Angles between equally nullifying vectors.

Question

Q. The vectors P,Q and R are such that |P|=|Q|, |R|=$\sqrt{2}$|P| and P+Q+R=$0$. The angles between P and Q,Q and R, P and R are respectively:

a)90,135,135

b)90,45,45

c)45,90,90

d)45,135,135

My text marks the answer as 'a'. But isn't 'b' right too. In case of 'a' we have three vectors pointing radially outward from a common origin, whereas in the case of 'b' we have three vectors forming an isosceles, right triangle with 'R' as the hypotenuse with head and tail connection forming a equilibrium vector triangle.

Am I wrong somewhere?

Answer 1

The angle between -Q and R is 45 degrees, and the angle between P and -R is 45 degrees.

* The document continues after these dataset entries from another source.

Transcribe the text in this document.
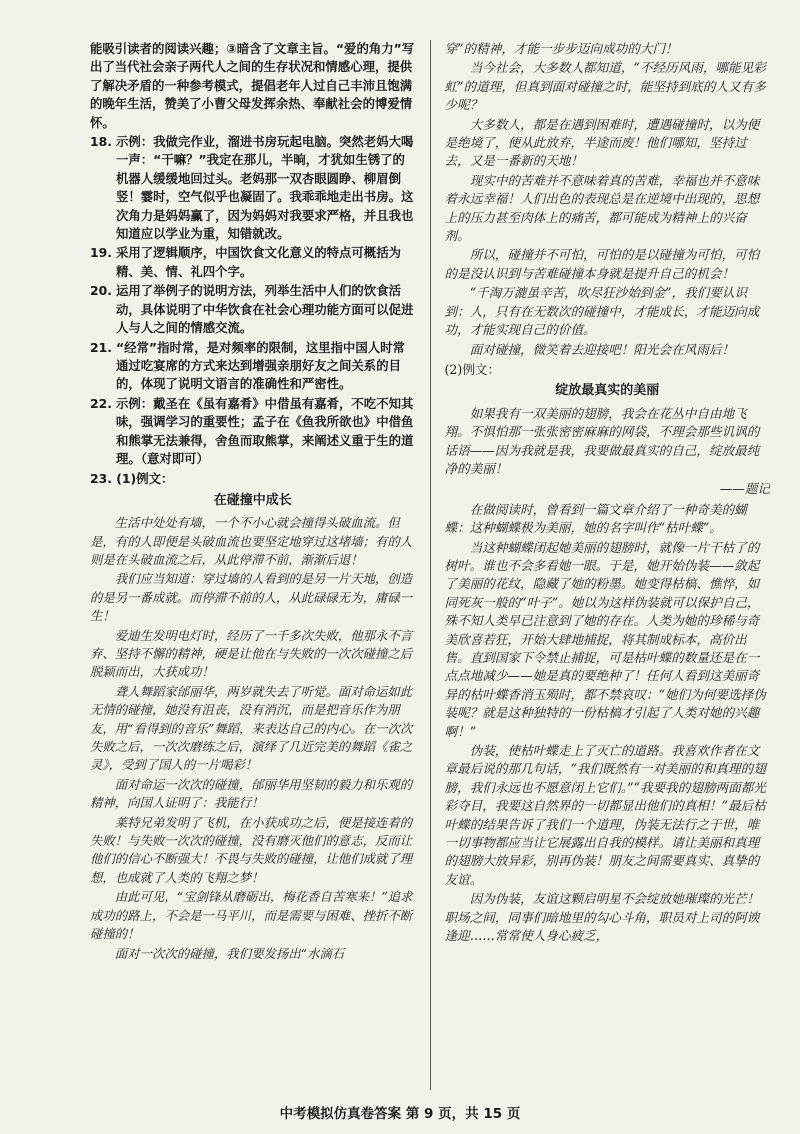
能吸引读者的阅读兴趣；③暗含了文章主旨。“爱的角力”写出了当代社会亲子两代人之间的生存状况和情感心理，提供了解决矛盾的一种参考模式，提倡老年人过自己丰沛且饱满的晚年生活，赞美了小曹父母发挥余热、奉献社会的博爱情怀。
18. 示例：我做完作业，溜进书房玩起电脑。突然老妈大喝一声：“干嘛？”我定在那儿，半晌，才犹如生锈了的机器人缓缓地回过头。老妈那一双杏眼圆睁、柳眉倒竖！霎时，空气似乎也凝固了。我乖乖地走出书房。这次角力是妈妈赢了，因为妈妈对我要求严格，并且我也知道应以学业为重，知错就改。
19. 采用了逻辑顺序，中国饮食文化意义的特点可概括为精、美、情、礼四个字。
20. 运用了举例子的说明方法，列举生活中人们的饮食活动，具体说明了中华饮食在社会心理功能方面可以促进人与人之间的情感交流。
21. “经常”指时常，是对频率的限制，这里指中国人时常通过吃宴席的方式来达到增强亲朋好友之间关系的目的，体现了说明文语言的准确性和严密性。
22. 示例：戴圣在《虽有嘉肴》中借虽有嘉肴，不吃不知其味，强调学习的重要性；孟子在《鱼我所欲也》中借鱼和熊掌无法兼得，舍鱼而取熊掌，来阐述义重于生的道理。（意对即可）
23. (1)例文：
在碰撞中成长
生活中处处有墙，一个不小心就会撞得头破血流。但是，有的人即便是头破血流也要坚定地穿过这堵墙；有的人则是在头破血流之后，从此停滞不前，渐渐后退！
我们应当知道：穿过墙的人看到的是另一片天地，创造的是另一番成就。而停滞不前的人，从此碌碌无为，庸碌一生！
爱迪生发明电灯时，经历了一千多次失败，他那永不言弃、坚持不懈的精神，硬是让他在与失败的一次次碰撞之后脱颖而出，大获成功！
聋人舞蹈家邰丽华，两岁就失去了听觉。面对命运如此无情的碰撞，她没有沮丧，没有消沉，而是把音乐作为朋友，用“看得到的音乐”舞蹈，来表达自己的内心。在一次次失败之后，一次次磨练之后，演绎了几近完美的舞蹈《雀之灵》，受到了国人的一片喝彩！
面对命运一次次的碰撞，邰丽华用坚韧的毅力和乐观的精神，向国人证明了：我能行！
莱特兄弟发明了飞机，在小获成功之后，便是接连着的失败！与失败一次次的碰撞，没有磨灭他们的意志，反而让他们的信心不断强大！不畏与失败的碰撞，让他们成就了理想，也成就了人类的飞翔之梦！
由此可见，“宝剑锋从磨砺出，梅花香自苦寒来！”追求成功的路上，不会是一马平川，而是需要与困难、挫折不断碰撞的！
面对一次次的碰撞，我们要发扬出“水滴石
穿”的精神，才能一步步迈向成功的大门！
当今社会，大多数人都知道，“不经历风雨，哪能见彩虹”的道理，但真到面对碰撞之时，能坚持到底的人又有多少呢？
大多数人，都是在遇到困难时，遭遇碰撞时，以为便是绝境了，便从此放弃，半途而废！他们哪知，坚持过去，又是一番新的天地！
现实中的苦难并不意味着真的苦难，幸福也并不意味着永远幸福！人们出色的表现总是在逆境中出现的，思想上的压力甚至肉体上的痛苦，都可能成为精神上的兴奋剂。
所以，碰撞并不可怕，可怕的是以碰撞为可怕，可怕的是没认识到与苦难碰撞本身就是提升自己的机会！
“千淘万漉虽辛苦，吹尽狂沙始到金”，我们要认识到：人，只有在无数次的碰撞中，才能成长，才能迈向成功，才能实现自己的价值。
面对碰撞，微笑着去迎接吧！阳光会在风雨后！
(2)例文：
绽放最真实的美丽
如果我有一双美丽的翅膀，我会在花丛中自由地飞翔。不惧怕那一张张密密麻麻的网袋，不理会那些讥讽的话语——因为我就是我，我要做最真实的自己，绽放最纯净的美丽！
——题记
在做阅读时，曾看到一篇文章介绍了一种奇美的蝴蝶：这种蝴蝶极为美丽，她的名字叫作“枯叶蝶”。
当这种蝴蝶闭起她美丽的翅膀时，就像一片干枯了的树叶。谁也不会多看她一眼。于是，她开始伪装——敛起了美丽的花纹，隐藏了她的粉墨。她变得枯槁、憔悴，如同死灰一般的“叶子”。她以为这样伪装就可以保护自己，殊不知人类早已注意到了她的存在。人类为她的珍稀与奇美欣喜若狂，开始大肆地捕捉，将其制成标本，高价出售。直到国家下令禁止捕捉，可是枯叶蝶的数量还是在一点点地减少——她是真的要绝种了！任何人看到这美丽奇异的枯叶蝶香消玉殒时，都不禁哀叹：“她们为何要选择伪装呢？就是这种独特的一份枯槁才引起了人类对她的兴趣啊！”
伪装，使枯叶蝶走上了灭亡的道路。我喜欢作者在文章最后说的那几句话，“我们既然有一对美丽的和真理的翅膀，我们永远也不愿意闭上它们。”“我要我的翅膀两面都光彩夺目，我要这自然界的一切都显出他们的真相！”最后枯叶蝶的结果告诉了我们一个道理，伪装无法行之于世，唯一切事物都应当让它展露出自我的模样。请让美丽和真理的翅膀大放异彩，别再伪装！朋友之间需要真实、真挚的友谊。
因为伪装，友谊这颗启明星不会绽放她璀璨的光芒！职场之间，同事们暗地里的勾心斗角，职员对上司的阿谀逢迎……常常使人身心疲乏，
中考模拟仿真卷答案 第 9 页，共 15 页
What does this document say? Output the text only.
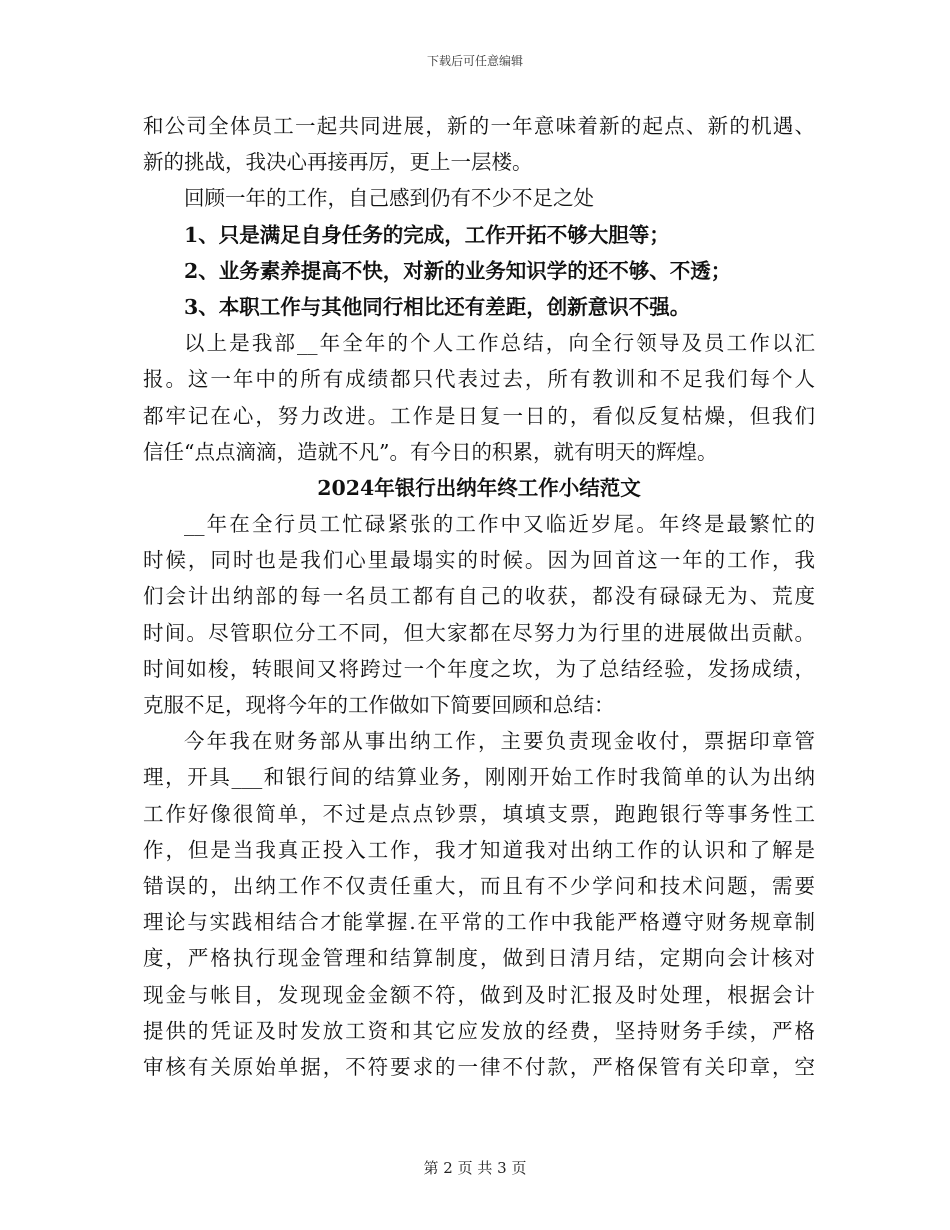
下载后可任意编辑
和公司全体员工一起共同进展，新的一年意味着新的起点、新的机遇、
新的挑战，我决心再接再厉，更上一层楼。
回顾一年的工作，自己感到仍有不少不足之处
1、只是满足自身任务的完成，工作开拓不够大胆等；
2、业务素养提高不快，对新的业务知识学的还不够、不透；
3、本职工作与其他同行相比还有差距，创新意识不强。
以上是我部__年全年的个人工作总结，向全行领导及员工作以汇
报。这一年中的所有成绩都只代表过去，所有教训和不足我们每个人
都牢记在心，努力改进。工作是日复一日的，看似反复枯燥，但我们
信任“点点滴滴，造就不凡”。有今日的积累，就有明天的辉煌。
2024年银行出纳年终工作小结范文
__年在全行员工忙碌紧张的工作中又临近岁尾。年终是最繁忙的
时候，同时也是我们心里最塌实的时候。因为回首这一年的工作，我
们会计出纳部的每一名员工都有自己的收获，都没有碌碌无为、荒度
时间。尽管职位分工不同，但大家都在尽努力为行里的进展做出贡献。
时间如梭，转眼间又将跨过一个年度之坎，为了总结经验，发扬成绩，
克服不足，现将今年的工作做如下简要回顾和总结：
今年我在财务部从事出纳工作，主要负责现金收付，票据印章管
理，开具___和银行间的结算业务，刚刚开始工作时我简单的认为出纳
工作好像很简单，不过是点点钞票，填填支票，跑跑银行等事务性工
作，但是当我真正投入工作，我才知道我对出纳工作的认识和了解是
错误的，出纳工作不仅责任重大，而且有不少学问和技术问题，需要
理论与实践相结合才能掌握.在平常的工作中我能严格遵守财务规章制
度，严格执行现金管理和结算制度，做到日清月结，定期向会计核对
现金与帐目，发现现金金额不符，做到及时汇报及时处理，根据会计
提供的凭证及时发放工资和其它应发放的经费，坚持财务手续，严格
审核有关原始单据，不符要求的一律不付款，严格保管有关印章，空
第 2 页 共 3 页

If you shift the vectors so they have the same initial point, you will see that the angle between P and R is 135 degrees, as is the angle between Q and R.

Answer 2

Let's assume that b is correct, and that $P$ is not the zero vector. We know that $P + Q + R = 0$, so let's dot both sides with $P$. We get $P \cdot P + Q \cdot P + R \cdot P = 0 \cdot P = 0$. Since the angle between $P$ and $Q$ is 90 degrees, the dot product is zero. $P \cdot P$ is definitely positive. Lastly, $P \cdot R$ is positive. To see the last claim, $\theta_{P,R} = 45 = \arccos (\frac{P \cdot R}{|P||R|})$. From there you can easily show that $P \cdot R$ is positive. Thus you'd have a positive number equaling zero, which isn't possible.